Dry Bulk Year Review and Look Forward in 2014

2013-12-26

For the dry bulk shipping market, 2013 finally ushered in signs of recovery as has been longly awaited. While the BDI began the year at only 698 points, by the end of the year it had risen to a much more robust 2277 points. Capesize rates, not surprisingly, ended the year back atop the vessel classes with capesize rates ending the year at $38,999/day. This marks a far cry from the start of the year, which saw capesize rates average only $4,864/day. Rates for the other three dry bulk vessel classes all found significant support as well. Panamax rates ended the year at $14,556/day, while they began the year at $5,426/day. Supramax rates ended the year at $15,195/day, while they began the year at $7,702/day. Handysize rates ended the year at $11,500/day, while the began they year at $6,603/day.

Dry bulk chartering rates were able to increase significantly this year, by an average of 226%, due to a considerable decline in newbuilding deliveries. Approximately 250 handysize vessels were delivered this year, slightly below the 289 handysize vessels delivered in 2012. Approximately 260 handymax vessels were delivered this year, moderately less than the 303 handymax vessels delivered inn 2012. Approximately 285 panamax vessels were delivered this year, well below the 370 panamax vessels delivered in 2012. Approximately 106 capesize vessels were delivered this year, well below the 210 capesize vessels delivered in 2012. In particular, capesize deliveries were very low this year and in fact marked the lowest amount of capesize vessels delivered since 2008. This is the main reason why capesize rates have been able to recover this year and rise to a very firm level.

For 2014, the orderbook for dry bulk vessels remains well below the peak delivery volumes seen in 2011 and 2012. Because of this, prospects for dry bulk dry rates in 2014 remain promising. However, a large amount of panamax vessels are still expected to be delivered. The 2014 orderbook for panamax vessels stands at approximately 225 vessels, while the orderbook for capesize vessels stands at only approximately 90 vessels. The orderbook for handymax vessels stands at approximately 100 vessels, and the orderbook for handysize vessels stands at approximately 120 vessels. With capesize deliveries expected to again be the lowest out of all four of the dry bulk vessel classes, prospects for capesize rates are most promising for 2014. Panamax rates are least promising, however, due the relatively large amount of panamax vessels that will again be delivered in 2014. Overall, though, rates throughout the dry bulk market are likely to set to end 2014 much higher than they begin the year.

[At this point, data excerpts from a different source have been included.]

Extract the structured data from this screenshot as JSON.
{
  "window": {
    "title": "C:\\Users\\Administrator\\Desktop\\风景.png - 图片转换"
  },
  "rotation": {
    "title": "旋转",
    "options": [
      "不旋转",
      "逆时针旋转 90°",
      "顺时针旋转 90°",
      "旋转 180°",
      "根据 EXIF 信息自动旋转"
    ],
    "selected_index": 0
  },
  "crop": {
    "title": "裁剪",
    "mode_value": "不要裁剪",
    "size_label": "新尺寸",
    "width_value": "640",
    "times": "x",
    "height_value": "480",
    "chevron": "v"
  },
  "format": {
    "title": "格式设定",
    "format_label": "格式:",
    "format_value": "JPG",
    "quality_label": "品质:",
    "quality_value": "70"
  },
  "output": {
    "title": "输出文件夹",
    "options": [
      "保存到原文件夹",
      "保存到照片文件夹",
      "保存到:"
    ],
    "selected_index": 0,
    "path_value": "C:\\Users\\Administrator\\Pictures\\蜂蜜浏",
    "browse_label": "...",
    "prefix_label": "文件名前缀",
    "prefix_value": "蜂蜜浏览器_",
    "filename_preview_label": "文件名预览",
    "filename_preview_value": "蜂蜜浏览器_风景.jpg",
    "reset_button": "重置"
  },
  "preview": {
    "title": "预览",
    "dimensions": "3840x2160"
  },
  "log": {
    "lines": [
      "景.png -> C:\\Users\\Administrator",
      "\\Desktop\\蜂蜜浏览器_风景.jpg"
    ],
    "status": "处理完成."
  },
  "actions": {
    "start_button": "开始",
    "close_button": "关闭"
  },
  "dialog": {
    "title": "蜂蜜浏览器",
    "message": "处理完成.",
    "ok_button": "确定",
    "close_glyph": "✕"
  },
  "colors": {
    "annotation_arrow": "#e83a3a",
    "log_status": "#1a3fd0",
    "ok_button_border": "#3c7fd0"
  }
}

While there is good reason to remain bullish for the dry bulk market for 2014 and particularly for capesize rates for March and afterwards (as Chinese steel production normally rises by a very large amount every March and then traditionally remains at robust levels), many questions remain for the beginning of next year. First and foremost is what degree of reform will take place in the Chinese economy. It has been surprising to some that Chinese lending in November rose 24% on a month-on-month basis and 20% on a year-on-year basis. Bank lending could be reigned in next year which would slow the growth of Chinese industrial production and demand for commodity imports by a small amount. However, Chinese economic growth is set to remain very strong next year. Chinese steel production and iron ore imports are both set to continue to set new records.

Also of a small concern for the near term, though, is that Chinese steel stockpiles and Chinese iron ore port stockpiles remain moderately above last year's levels. Stockpiles of flat and construction steel products in China currently total approximately 13.3 million tons, which is 1.6 million tons (14%) more than was stockpiled a year ago. In addition, 86.4 million tons of iron ore is now stockpiled at Chinese ports, which is 12.6 million tons (17%) more than was stockpiled a year ago. As a result, it is possible that demand for imported iron ore cargoes will start the year off low, which would put pressure on capesize rates. Steel production in China also normally stays low through the end of February. However, as the months progress, much greater demand for imported iron ore cargoes is likely to surface in the market and will likely help capesize rates rise even higher. A large seasonal increase in overall dry bulk cargo demand also traditionally occurs every year, as dry bulk cargo volume normally grows and peaks by the end of every year. 2014 is very likely to see dry bulk rates climb throughout the latter months, and end 2014 at very high levels.